The crime was discovered by tracing malware-infected network attached storage (NAS) drives back to a single hacker. Researchers at Dell say the hoard, which took just two months to accumulate, may represent the largest operation of its type to date.
The hack isn’t technically a theft, as the money was created rather than stolen. Cryptocurrencies like Bitcoin are ‘mined’ by solving complex algorithms, a process that gets harder as it goes on, requiring more and more computing power to generate new currency. The hacker used malware to infect the NAS drives, harnessing their collective power to generate Dogecoin, a Bitcoin derivative named after a popular internet meme.
The NAS drives in question were made by Taiwanese company Synology. In February this year, users started to notice sluggish performance from their drives. One user posted on Facebook that he had found a folder entitled ‘PWNED’ on his drive that was responsible for the drop in performance.

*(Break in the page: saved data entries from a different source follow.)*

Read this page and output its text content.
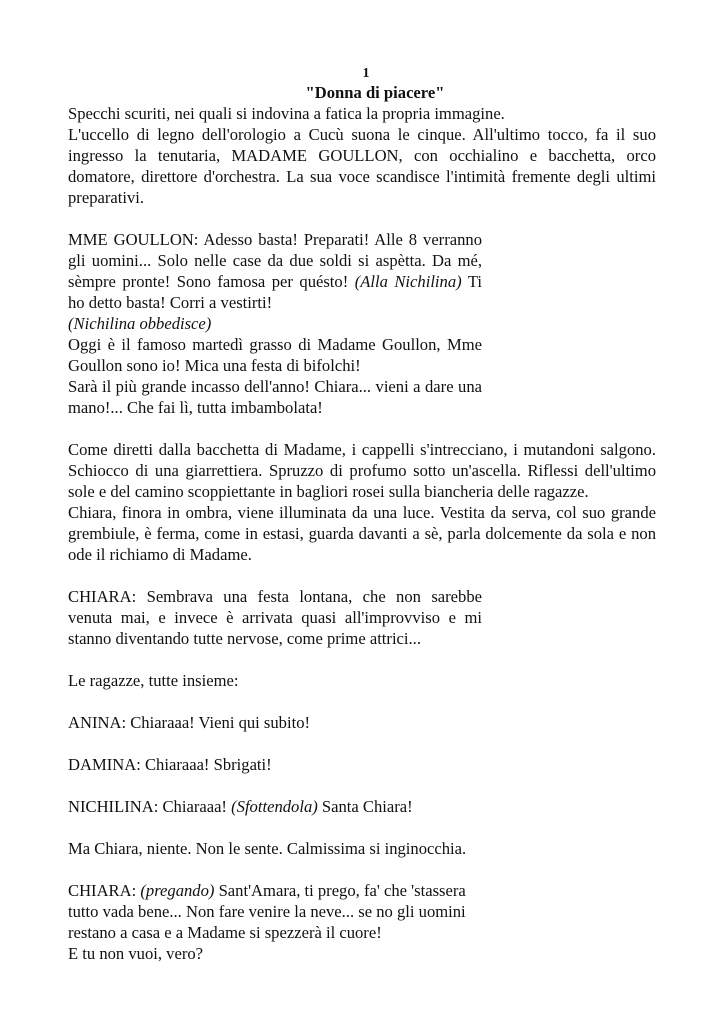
1

"Donna di piacere"

Specchi scuriti, nei quali si indovina a fatica la propria immagine.

L'uccello di legno dell'orologio a Cucù suona le cinque. All'ultimo tocco, fa il suo ingresso la tenutaria, MADAME GOULLON, con occhialino e bacchetta, orco domatore, direttore d'orchestra. La sua voce scandisce l'intimità fremente degli ultimi preparativi.

MME GOULLON: Adesso basta! Preparati! Alle 8 verranno gli uomini... Solo nelle case da due soldi si aspètta. Da mé, sèmpre pronte! Sono famosa per quésto! (Alla Nichilina) Ti ho detto basta! Corri a vestirti!
(Nichilina obbedisce)

Oggi è il famoso martedì grasso di Madame Goullon, Mme Goullon sono io! Mica una festa di bifolchi!

Sarà il più grande incasso dell'anno! Chiara... vieni a dare una mano!... Che fai lì, tutta imbambolata!

Come diretti dalla bacchetta di Madame, i cappelli s'intrecciano, i mutandoni salgono. Schiocco di una giarrettiera. Spruzzo di profumo sotto un'ascella. Riflessi dell'ultimo sole e del camino scoppiettante in bagliori rosei sulla biancheria delle ragazze.

Chiara, finora in ombra, viene illuminata da una luce. Vestita da serva, col suo grande grembiule, è ferma, come in estasi, guarda davanti a sè, parla dolcemente da sola e non ode il richiamo di Madame.

CHIARA: Sembrava una festa lontana, che non sarebbe venuta mai, e invece è arrivata quasi all'improvviso e mi stanno diventando tutte nervose, come prime attrici...

Le ragazze, tutte insieme:

ANINA: Chiaraaa! Vieni qui subito!

DAMINA: Chiaraaa! Sbrigati!

NICHILINA: Chiaraaa! (Sfottendola) Santa Chiara!

Ma Chiara, niente. Non le sente. Calmissima si inginocchia.

CHIARA: (pregando) Sant'Amara, ti prego, fa' che 'stassera

tutto vada bene... Non fare venire la neve... se no gli uomini

restano a casa e a Madame si spezzerà il cuore!

E tu non vuoi, vero?
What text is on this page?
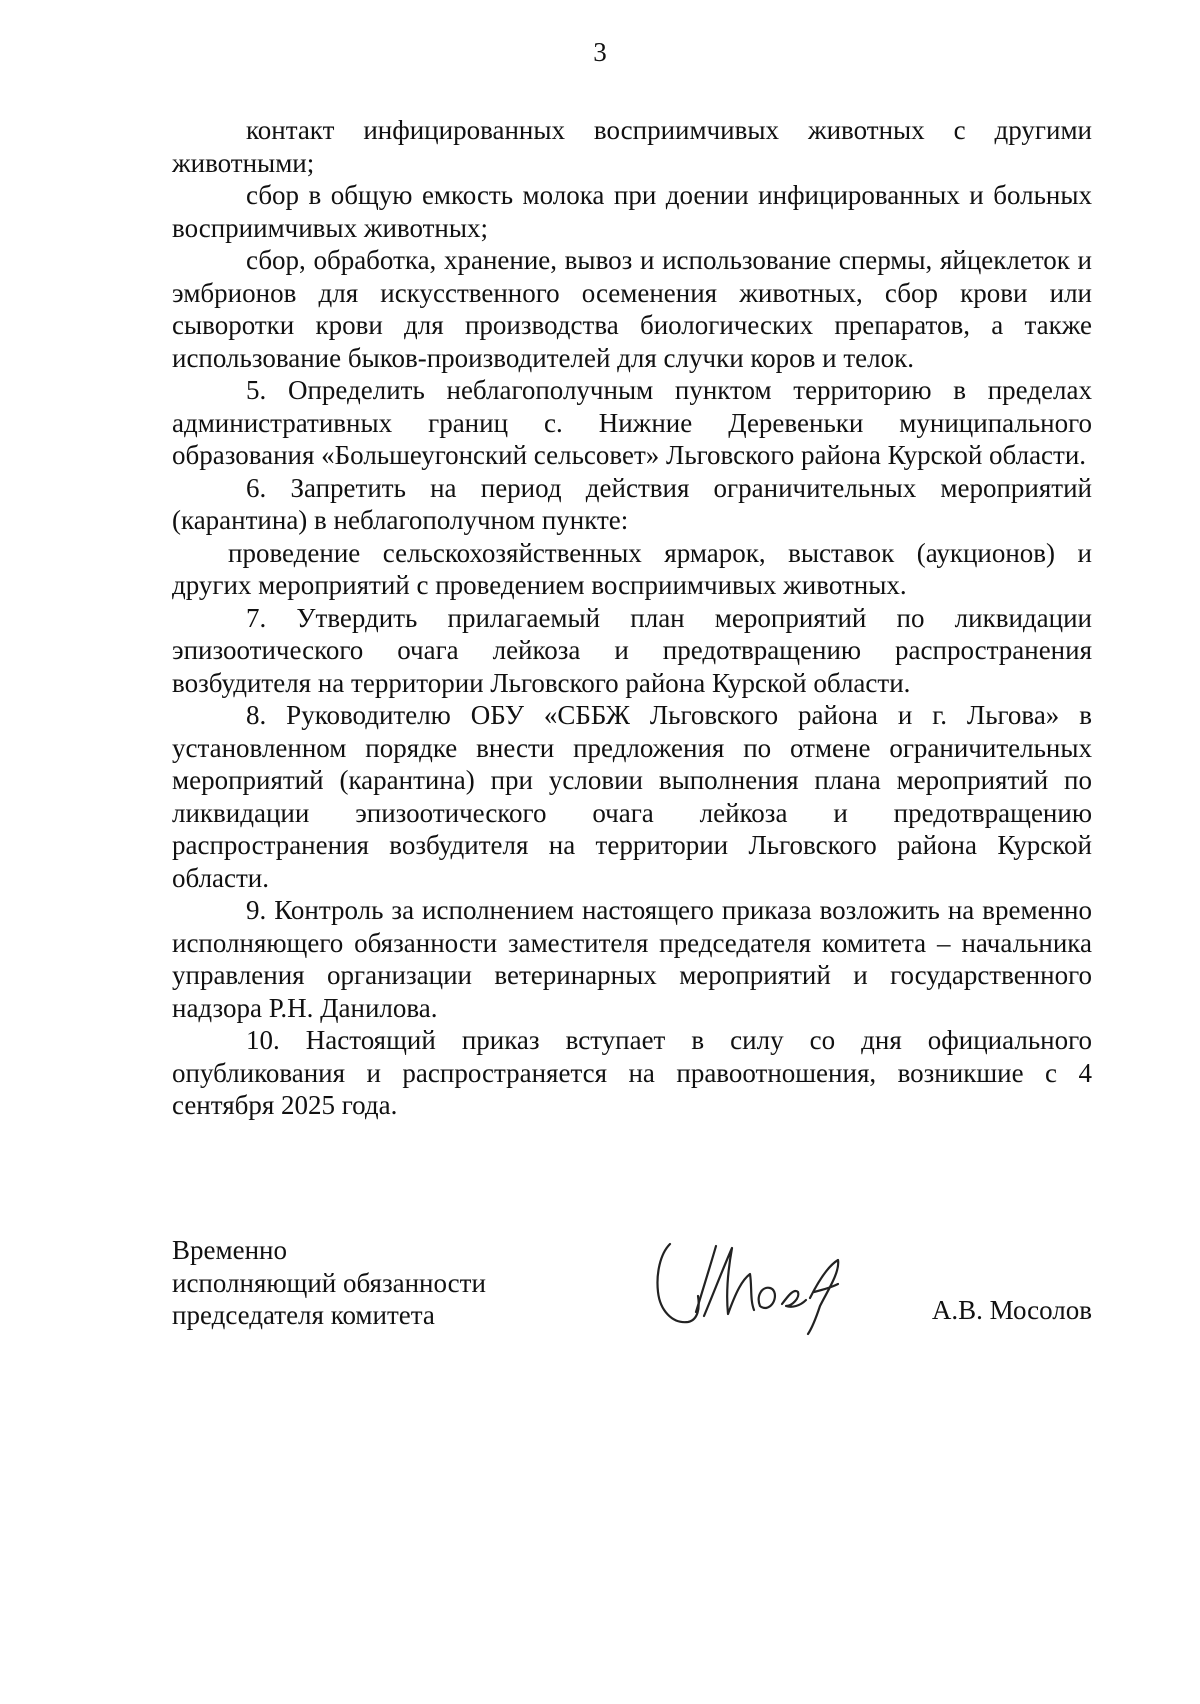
3

контакт инфицированных восприимчивых животных с другими животными;

сбор в общую емкость молока при доении инфицированных и больных восприимчивых животных;

сбор, обработка, хранение, вывоз и использование спермы, яйцеклеток и эмбрионов для искусственного осеменения животных, сбор крови или сыворотки крови для производства биологических препаратов, а также использование быков-производителей для случки коров и телок.

5. Определить неблагополучным пунктом территорию в пределах административных границ с. Нижние Деревеньки муниципального образования «Большеугонский сельсовет» Льговского района Курской области.

6. Запретить на период действия ограничительных мероприятий (карантина) в неблагополучном пункте:

проведение сельскохозяйственных ярмарок, выставок (аукционов) и других мероприятий с проведением восприимчивых животных.

7. Утвердить прилагаемый план мероприятий по ликвидации эпизоотического очага лейкоза и предотвращению распространения возбудителя на территории Льговского района Курской области.

8. Руководителю ОБУ «СББЖ Льговского района и г. Льгова» в установленном порядке внести предложения по отмене ограничительных мероприятий (карантина) при условии выполнения плана мероприятий по ликвидации эпизоотического очага лейкоза и предотвращению распространения возбудителя на территории Льговского района Курской области.

9. Контроль за исполнением настоящего приказа возложить на временно исполняющего обязанности заместителя председателя комитета – начальника управления организации ветеринарных мероприятий и государственного надзора Р.Н. Данилова.

10. Настоящий приказ вступает в силу со дня официального опубликования и распространяется на правоотношения, возникшие с 4 сентября 2025 года.

Временно
исполняющий обязанности
председателя комитета	А.В. Мосолов
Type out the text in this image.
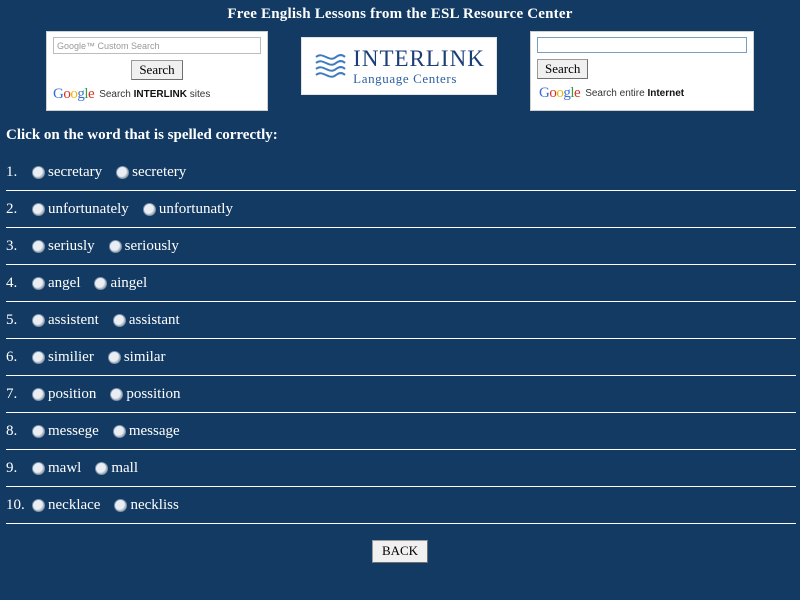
Free English Lessons from the ESL Resource Center
Google™ Custom Search
Search
Google Search INTERLINK sites
INTERLINK
Language Centers
Search
Google Search entire Internet
Click on the word that is spelled correctly:
1.	secretary secretery
2.	unfortunately unfortunatly
3.	seriusly seriously
4.	angel aingel
5.	assistent assistant
6.	similier similar
7.	position possition
8.	messege message
9.	mawl mall
10.	necklace neckliss
BACK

It had already been noted last September that the drives contained flaws in their operating system that would allow remote attackers to install malware. Researchers David Shear and Pat Litke examined several users’ ‘PWNED’ folders and discovered a program called CPUminer, designed to mine Bitcoins or similar.
Checking the public record of transactions in Dogecoin – all cryptocurrency transactions are publicly logged – they were able to track the operations back to the same hacker. A total of more than 500 million coins were mined – at today’s exchange rate, worth $200,000. However, exchange rates were higher earlier in the year, and Litke and Shear worked out the hacker would have made $620,496.
The hacker is believed to be German, and to have hacked other devices as part of accumulating his ill-gotten fortune. Fraudulent mining operations have been discovered on a wide range of devices including smartphones and CCTV cameras, as hackers look to use devices with weaker security than PCs.